I'd make the argument that those benefits, in a lot of ways, are the point of the pain in the first place. It's not just something that happens to us. To hurt us, to harm us, to wound us. That part of our growth, part of our evolution, of becoming more, a more ideal version of who and what we really are.
Becoming more of an expression and manifestation of the golden liquid light that we all have on our inside. That experiencing this pain was a requirement in order to be able to access. and experience and express more of that light. That we had to be expanded by the darkness before we can experience an expansion of the light.
Because in our experience of life, in the way we experience things, it's natural to chop things up into bits. to say this part is good and this part is bad. But really, a life is a life. Even though we may chop it up all sorts of different ways, in its whole, it's a single line. It's one thing. And so we may say these things that are painful or bad and should be avoided, and these things are enjoyable or good and should be increased.
Those are all points on the same line, and thus they're all part of the same process. Life is a process that's being worked out, and worked through, and worked with, for all of us. And each part of the process Informs every other part of the process. Everything is connected. So it may seem like a paradox at the very least.

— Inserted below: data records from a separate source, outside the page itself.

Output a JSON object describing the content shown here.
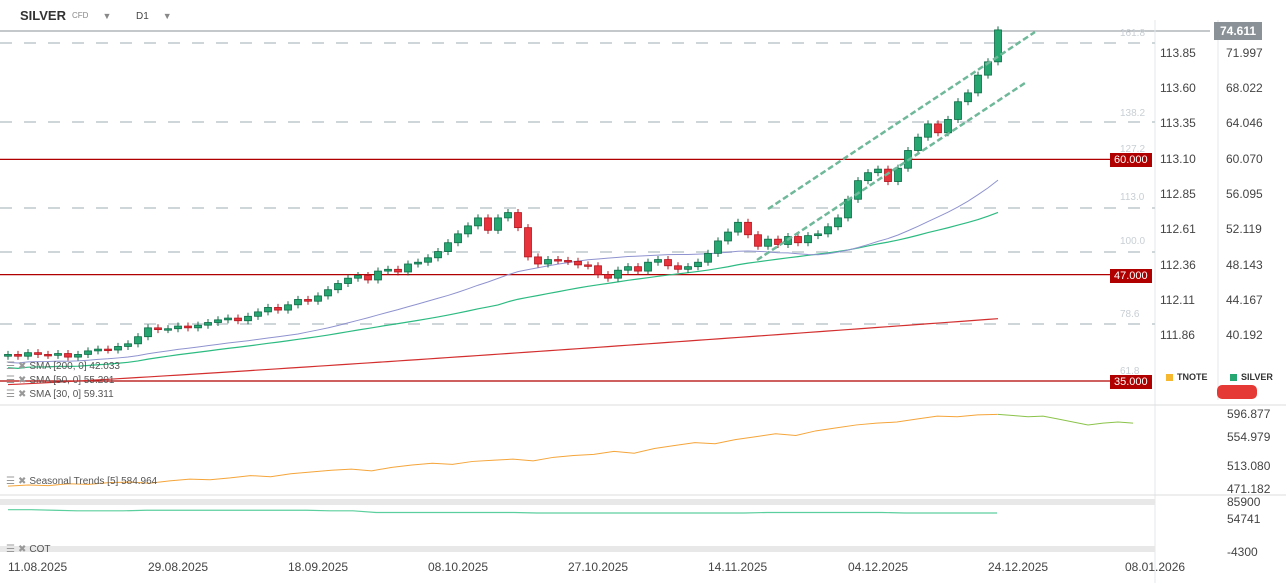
{
  "header": {
    "symbol": "SILVER",
    "symbol_type": "CFD",
    "timeframe": "D1"
  },
  "current_price": "74.611",
  "axis_tnote": [
    "113.85",
    "113.60",
    "113.35",
    "113.10",
    "112.85",
    "112.61",
    "112.36",
    "112.11",
    "111.86"
  ],
  "axis_silver": [
    "71.997",
    "68.022",
    "64.046",
    "60.070",
    "56.095",
    "52.119",
    "48.143",
    "44.167",
    "40.192"
  ],
  "fib_levels": [
    "161.8",
    "138.2",
    "127.2",
    "113.0",
    "100.0",
    "78.6",
    "61.8"
  ],
  "price_alerts": [
    "60.000",
    "47.000",
    "35.000"
  ],
  "legend": {
    "tnote": "TNOTE",
    "silver": "SILVER",
    "tnote_color": "#f5b82e",
    "silver_color": "#26a671"
  },
  "indicators": {
    "sma200": "SMA [200,  0] 42.033",
    "sma50": "SMA [50,  0] 55.201",
    "sma30": "SMA [30,  0] 59.311",
    "seasonal": "Seasonal  Trends  [5]  584.964",
    "cot": "COT"
  },
  "seasonal_axis": [
    "596.877",
    "554.979",
    "513.080",
    "471.182"
  ],
  "cot_axis": [
    "85900",
    "54741",
    "-4300"
  ],
  "dates": [
    "11.08.2025",
    "29.08.2025",
    "18.09.2025",
    "08.10.2025",
    "27.10.2025",
    "14.11.2025",
    "04.12.2025",
    "24.12.2025",
    "08.01.2026"
  ],
  "chart_data": {
    "type": "candlestick",
    "title": "SILVER CFD D1",
    "ylim": [
      35,
      75
    ],
    "closes": [
      38.0,
      37.8,
      38.2,
      38.0,
      37.9,
      38.1,
      37.7,
      38.0,
      38.4,
      38.6,
      38.5,
      38.9,
      39.2,
      40.0,
      41.0,
      40.8,
      40.9,
      41.2,
      41.0,
      41.3,
      41.6,
      41.9,
      42.1,
      41.8,
      42.3,
      42.8,
      43.3,
      43.0,
      43.6,
      44.2,
      44.0,
      44.6,
      45.3,
      46.0,
      46.6,
      46.9,
      46.4,
      47.4,
      47.6,
      47.3,
      48.2,
      48.4,
      48.9,
      49.6,
      50.6,
      51.6,
      52.5,
      53.4,
      52.0,
      53.4,
      54.0,
      52.3,
      49.0,
      48.2,
      48.7,
      48.6,
      48.5,
      48.1,
      48.0,
      47.0,
      46.6,
      47.5,
      47.9,
      47.4,
      48.4,
      48.7,
      48.0,
      47.6,
      47.9,
      48.4,
      49.4,
      50.8,
      51.8,
      52.9,
      51.5,
      50.2,
      51.0,
      50.4,
      51.3,
      50.6,
      51.4,
      51.6,
      52.4,
      53.4,
      55.5,
      57.6,
      58.5,
      58.9,
      57.5,
      59.0,
      61.0,
      62.5,
      64.0,
      63.0,
      64.5,
      66.5,
      67.5,
      69.5,
      71.0,
      74.6
    ],
    "sma200_range": [
      34.6,
      42.033
    ],
    "horizontal_levels": [
      60,
      47,
      35
    ],
    "seasonal": [
      476,
      478,
      477,
      480,
      479,
      482,
      483,
      481,
      485,
      488,
      487,
      490,
      494,
      492,
      497,
      500,
      503,
      505,
      502,
      508,
      512,
      515,
      513,
      518,
      520,
      522,
      519,
      525,
      528,
      530,
      535,
      532,
      540,
      545,
      550,
      548,
      555,
      560,
      565,
      562,
      570,
      575,
      580,
      583,
      585,
      590,
      595,
      594,
      597,
      598
    ],
    "seasonal_forward": [
      598,
      596,
      594,
      595,
      590,
      585,
      580,
      583,
      585,
      583
    ],
    "cot": [
      72000,
      72000,
      71000,
      70000,
      70000,
      70000,
      71000,
      71000,
      71000,
      71000,
      71000,
      71000,
      71000,
      71000,
      70000,
      70000,
      67000,
      67000,
      67000,
      67000,
      67000,
      67000,
      67000,
      66000,
      66000,
      66000,
      66000,
      66000,
      66000,
      66000,
      66000,
      66000,
      66000,
      67000,
      67000,
      67000,
      67000,
      67000,
      67000,
      66000,
      66000,
      66000,
      66000,
      66000
    ]
  }
}
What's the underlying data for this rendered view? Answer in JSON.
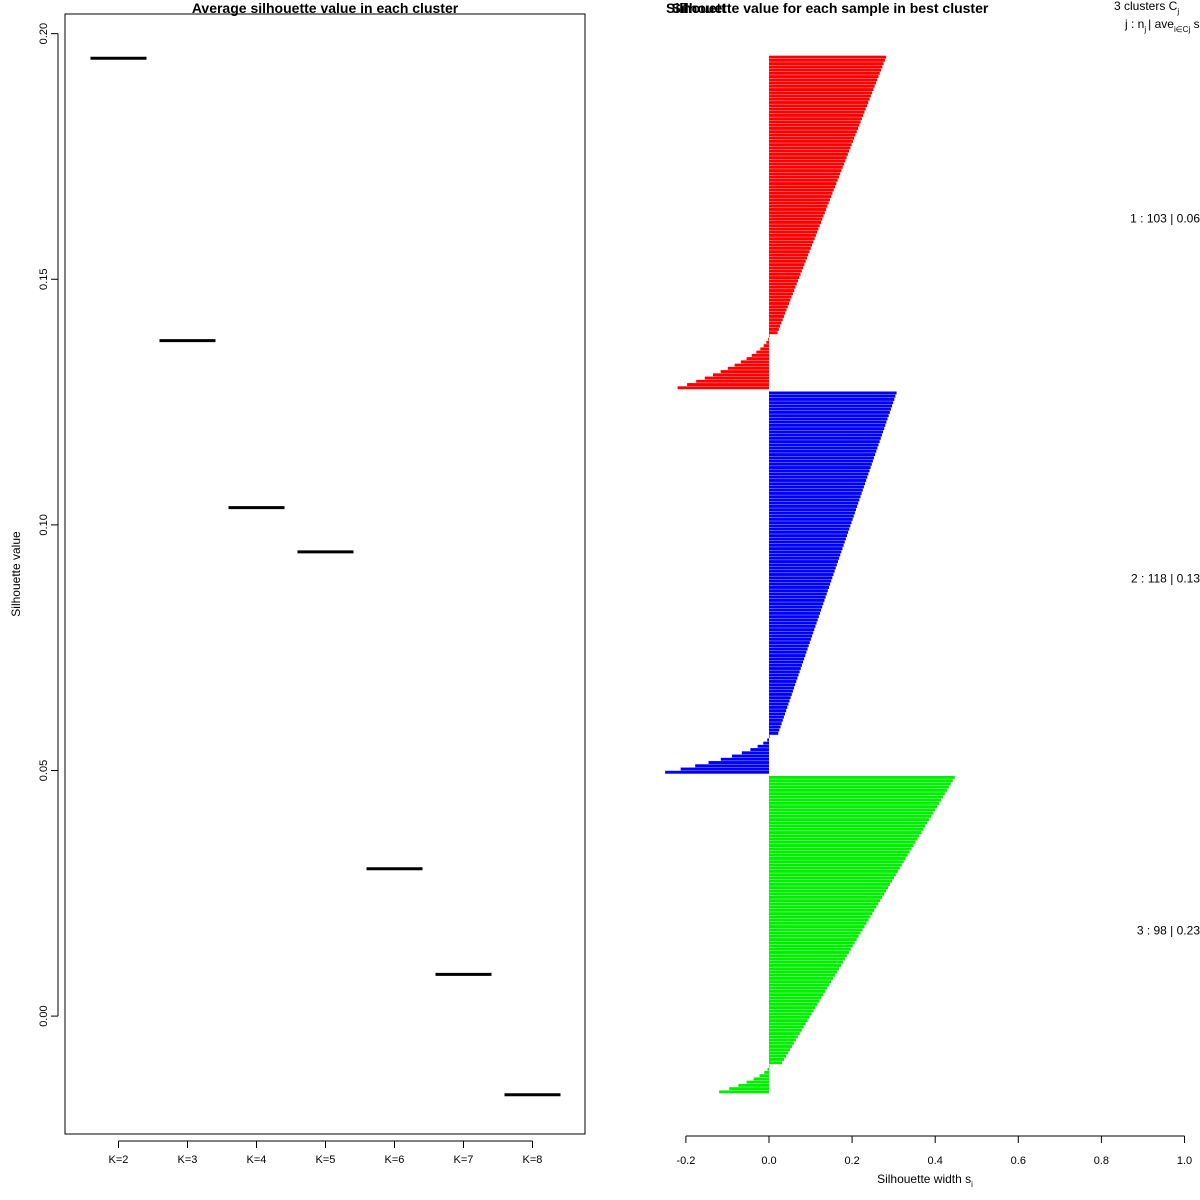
{
  "chart_data": [
    {
      "type": "line",
      "title": "Average silhouette value in each cluster",
      "xlabel": "",
      "ylabel": "Silhouette value",
      "categories": [
        "K=2",
        "K=3",
        "K=4",
        "K=5",
        "K=6",
        "K=7",
        "K=8"
      ],
      "values": [
        0.195,
        0.1375,
        0.1035,
        0.0945,
        0.03,
        0.0085,
        -0.016
      ],
      "y_ticks": [
        0.0,
        0.05,
        0.1,
        0.15,
        0.2
      ],
      "y_tick_labels": [
        "0.00",
        "0.05",
        "0.10",
        "0.15",
        "0.20"
      ],
      "ylim": [
        -0.024,
        0.204
      ],
      "marker": "horizontal segment"
    },
    {
      "type": "bar",
      "orientation": "horizontal",
      "title": "Silhouette value for each sample in best cluster",
      "title_overlap_text": "Silhouett",
      "xlabel": "Silhouette width s",
      "xlabel_subscript": "i",
      "x_ticks": [
        -0.2,
        0.0,
        0.2,
        0.4,
        0.6,
        0.8,
        1.0
      ],
      "x_tick_labels": [
        "-0.2",
        "0.0",
        "0.2",
        "0.4",
        "0.6",
        "0.8",
        "1.0"
      ],
      "xlim": [
        -0.25,
        1.0
      ],
      "header": {
        "line1": "3  clusters  C",
        "line1_sub": "j",
        "line2_a": "j :  n",
        "line2_sub1": "j",
        "line2_b": "| ave",
        "line2_sub2": "i∈Cj",
        "line2_c": " s"
      },
      "series": [
        {
          "name": "1",
          "n": 103,
          "label": "1 :  103  |  0.06",
          "color": "#ff0000",
          "max": 0.28,
          "min": -0.22,
          "positive_count": 86
        },
        {
          "name": "2",
          "n": 118,
          "label": "2 :  118  |  0.13",
          "color": "#0000ff",
          "max": 0.305,
          "min": -0.25,
          "positive_count": 106
        },
        {
          "name": "3",
          "n": 98,
          "label": "3 :  98  |  0.23",
          "color": "#00ee00",
          "max": 0.445,
          "min": -0.12,
          "positive_count": 89
        }
      ]
    }
  ]
}
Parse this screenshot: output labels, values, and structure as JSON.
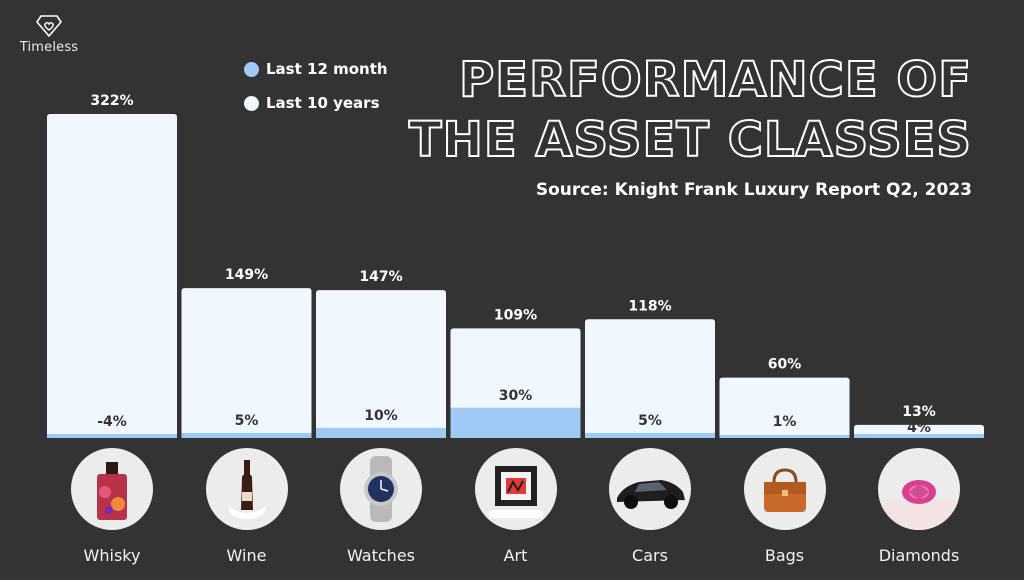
{
  "brand": {
    "name": "Timeless",
    "icon": "diamond-heart-icon"
  },
  "colors": {
    "background": "#333333",
    "last_10_years": "#f0f7ff",
    "last_12_month": "#9fcaf6",
    "text": "#ffffff",
    "value_text": "#333333"
  },
  "chart_data": {
    "type": "bar",
    "title": "PERFORMANCE OF THE ASSET CLASSES",
    "title_lines": [
      "PERFORMANCE OF",
      "THE ASSET CLASSES"
    ],
    "subtitle": "Source: Knight Frank Luxury Report Q2, 2023",
    "legend": {
      "placement": "top-left",
      "entries": [
        "Last 12 month",
        "Last 10 years"
      ]
    },
    "categories": [
      "Whisky",
      "Wine",
      "Watches",
      "Art",
      "Cars",
      "Bags",
      "Diamonds"
    ],
    "series": [
      {
        "name": "Last 10 years",
        "values": [
          322,
          149,
          147,
          109,
          118,
          60,
          13
        ],
        "labels": [
          "322%",
          "149%",
          "147%",
          "109%",
          "118%",
          "60%",
          "13%"
        ]
      },
      {
        "name": "Last 12 month",
        "values": [
          -4,
          5,
          10,
          30,
          5,
          1,
          4
        ],
        "labels": [
          "-4%",
          "5%",
          "10%",
          "30%",
          "5%",
          "1%",
          "4%"
        ]
      }
    ],
    "ylim": [
      0,
      322
    ],
    "grid": false,
    "xlabel": "",
    "ylabel": ""
  },
  "thumbnails": [
    {
      "icon": "whisky-bottle-icon"
    },
    {
      "icon": "wine-bottle-icon"
    },
    {
      "icon": "wristwatch-icon"
    },
    {
      "icon": "framed-art-icon"
    },
    {
      "icon": "sports-car-icon"
    },
    {
      "icon": "handbag-icon"
    },
    {
      "icon": "pink-diamond-icon"
    }
  ]
}
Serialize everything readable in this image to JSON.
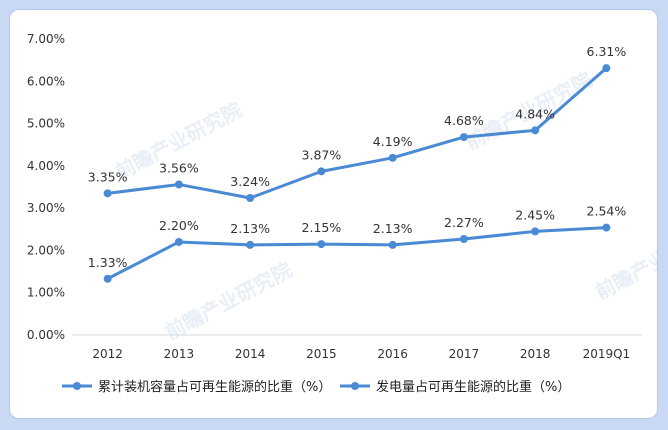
{
  "chart_data": {
    "type": "line",
    "categories": [
      "2012",
      "2013",
      "2014",
      "2015",
      "2016",
      "2017",
      "2018",
      "2019Q1"
    ],
    "ylim": [
      0,
      7
    ],
    "yticks": [
      "0.00%",
      "1.00%",
      "2.00%",
      "3.00%",
      "4.00%",
      "5.00%",
      "6.00%",
      "7.00%"
    ],
    "grid": false,
    "legend_position": "bottom",
    "series": [
      {
        "name": "累计装机容量占可再生能源的比重（%）",
        "values": [
          3.35,
          3.56,
          3.24,
          3.87,
          4.19,
          4.68,
          4.84,
          6.31
        ],
        "labels": [
          "3.35%",
          "3.56%",
          "3.24%",
          "3.87%",
          "4.19%",
          "4.68%",
          "4.84%",
          "6.31%"
        ],
        "color": "#4a8ad4"
      },
      {
        "name": "发电量占可再生能源的比重（%）",
        "values": [
          1.33,
          2.2,
          2.13,
          2.15,
          2.13,
          2.27,
          2.45,
          2.54
        ],
        "labels": [
          "1.33%",
          "2.20%",
          "2.13%",
          "2.15%",
          "2.13%",
          "2.27%",
          "2.45%",
          "2.54%"
        ],
        "color": "#4a8ad4"
      }
    ]
  },
  "watermark": {
    "text": "前瞻产业研究院"
  },
  "colors": {
    "series": "#4a8ad4",
    "frame": "#c9d9f3",
    "axis": "#d9d9d9"
  }
}
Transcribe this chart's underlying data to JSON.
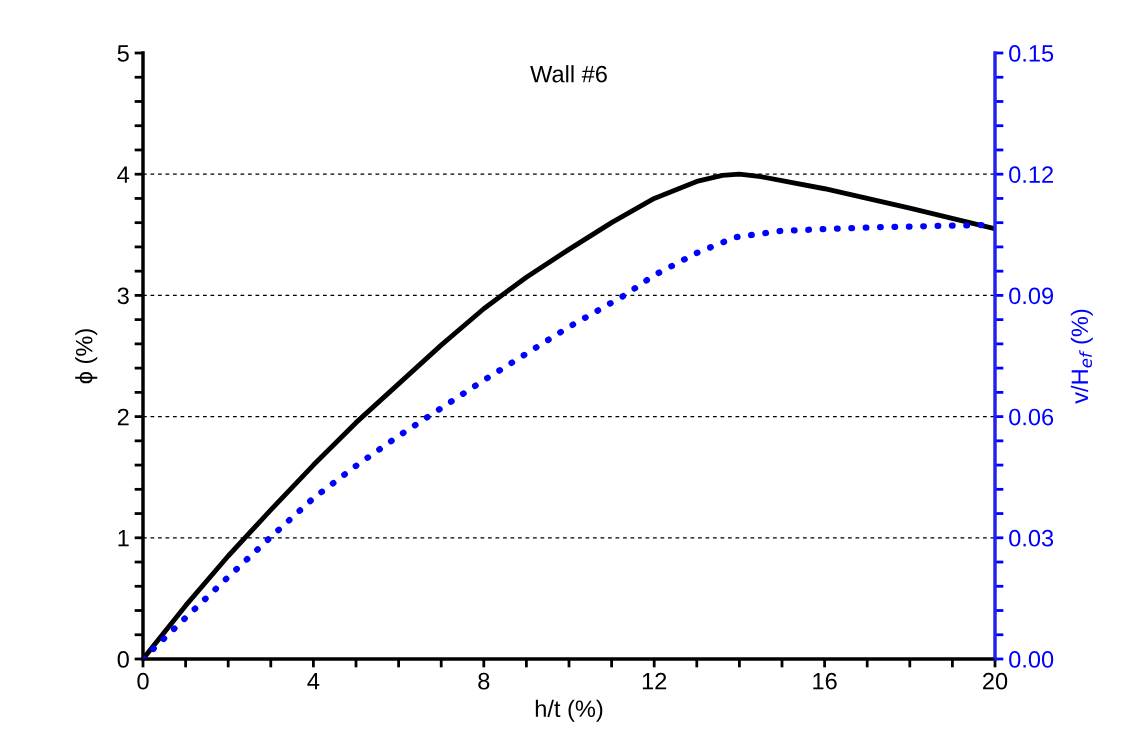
{
  "chart_data": {
    "type": "line",
    "title": "Wall #6",
    "xlabel": "h/t (%)",
    "ylabel": "ϕ (%)",
    "y2label": "v/H$_{ef}$ (%)",
    "xlim": [
      0,
      20
    ],
    "ylim": [
      0,
      5
    ],
    "y2lim": [
      0,
      0.15
    ],
    "xticks": [
      0,
      {
        "value": 1,
        "label": null
      },
      {
        "value": 2,
        "label": null
      },
      {
        "value": 3,
        "label": null
      },
      4,
      {
        "value": 5,
        "label": null
      },
      {
        "value": 6,
        "label": null
      },
      {
        "value": 7,
        "label": null
      },
      8,
      {
        "value": 9,
        "label": null
      },
      {
        "value": 10,
        "label": null
      },
      {
        "value": 11,
        "label": null
      },
      12,
      {
        "value": 13,
        "label": null
      },
      {
        "value": 14,
        "label": null
      },
      {
        "value": 15,
        "label": null
      },
      16,
      {
        "value": 17,
        "label": null
      },
      {
        "value": 18,
        "label": null
      },
      {
        "value": 19,
        "label": null
      },
      20
    ],
    "yticks": [
      0,
      {
        "value": 0.2,
        "label": null
      },
      {
        "value": 0.4,
        "label": null
      },
      {
        "value": 0.6,
        "label": null
      },
      {
        "value": 0.8,
        "label": null
      },
      1,
      {
        "value": 1.2,
        "label": null
      },
      {
        "value": 1.4,
        "label": null
      },
      {
        "value": 1.6,
        "label": null
      },
      {
        "value": 1.8,
        "label": null
      },
      2,
      {
        "value": 2.2,
        "label": null
      },
      {
        "value": 2.4,
        "label": null
      },
      {
        "value": 2.6,
        "label": null
      },
      {
        "value": 2.8,
        "label": null
      },
      3,
      {
        "value": 3.2,
        "label": null
      },
      {
        "value": 3.4,
        "label": null
      },
      {
        "value": 3.6,
        "label": null
      },
      {
        "value": 3.8,
        "label": null
      },
      4,
      {
        "value": 4.2,
        "label": null
      },
      {
        "value": 4.4,
        "label": null
      },
      {
        "value": 4.6,
        "label": null
      },
      {
        "value": 4.8,
        "label": null
      },
      5
    ],
    "y2ticks": [
      {
        "value": 0,
        "label": "0.00"
      },
      {
        "value": 0.006,
        "label": null
      },
      {
        "value": 0.012,
        "label": null
      },
      {
        "value": 0.018,
        "label": null
      },
      {
        "value": 0.024,
        "label": null
      },
      {
        "value": 0.03,
        "label": "0.03"
      },
      {
        "value": 0.036,
        "label": null
      },
      {
        "value": 0.042,
        "label": null
      },
      {
        "value": 0.048,
        "label": null
      },
      {
        "value": 0.054,
        "label": null
      },
      {
        "value": 0.06,
        "label": "0.06"
      },
      {
        "value": 0.066,
        "label": null
      },
      {
        "value": 0.072,
        "label": null
      },
      {
        "value": 0.078,
        "label": null
      },
      {
        "value": 0.084,
        "label": null
      },
      {
        "value": 0.09,
        "label": "0.09"
      },
      {
        "value": 0.096,
        "label": null
      },
      {
        "value": 0.102,
        "label": null
      },
      {
        "value": 0.108,
        "label": null
      },
      {
        "value": 0.114,
        "label": null
      },
      {
        "value": 0.12,
        "label": "0.12"
      },
      {
        "value": 0.126,
        "label": null
      },
      {
        "value": 0.132,
        "label": null
      },
      {
        "value": 0.138,
        "label": null
      },
      {
        "value": 0.144,
        "label": null
      },
      {
        "value": 0.15,
        "label": "0.15"
      }
    ],
    "grid": "y",
    "series": [
      {
        "color": "#000000",
        "line_style": "solid",
        "x": [
          0,
          1,
          2,
          3,
          4,
          5,
          6,
          7,
          8,
          9,
          10,
          11,
          12,
          13,
          13.6,
          14,
          14.5,
          16,
          18,
          20
        ],
        "values": [
          0,
          0.44,
          0.85,
          1.23,
          1.6,
          1.95,
          2.27,
          2.59,
          2.89,
          3.15,
          3.38,
          3.6,
          3.8,
          3.94,
          3.99,
          4.0,
          3.98,
          3.88,
          3.72,
          3.55
        ]
      },
      {
        "color": "#0000ff",
        "line_style": "dotted",
        "axis": "y2",
        "x": [
          0,
          1,
          2,
          3,
          4,
          5,
          6,
          8,
          10,
          11.3,
          12,
          13,
          13.9,
          15,
          17,
          20
        ],
        "values": [
          0,
          0.0102,
          0.0203,
          0.0302,
          0.0398,
          0.0478,
          0.0552,
          0.069,
          0.0822,
          0.09,
          0.095,
          0.1005,
          0.1044,
          0.106,
          0.1068,
          0.1075
        ]
      }
    ]
  }
}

It may seem like kind of an unfortunate irony that in order to experience the greatest joy, sometimes we have to experience incredible pain first may seem like a terrible bargain may seem like a horrible deal. But that's only if we focus in on only the pain, on only the negative and we don't pay attention to, we don't honor, we don't acknowledge what the going through, what the full experience of that pain has allowed us to experience in the form of love and joy.
And in the line of our life, for every up there's a down, for every Right. There's a left. It's all part of the same line. It's all part of the same overall experience. And we do ourselves a favor. We make that overall experience better by finding a way to experience all of it, finding a way to experience life, pain, and all by finding a way to let go of our pain.
So we can clear that space to experience something new, something better. So we can fill our heart with something other than just pain and just loss and just grief. We live a full life. By living with a full and open heart, we live life with a full and open heart when we clear out the pain that gets in the way.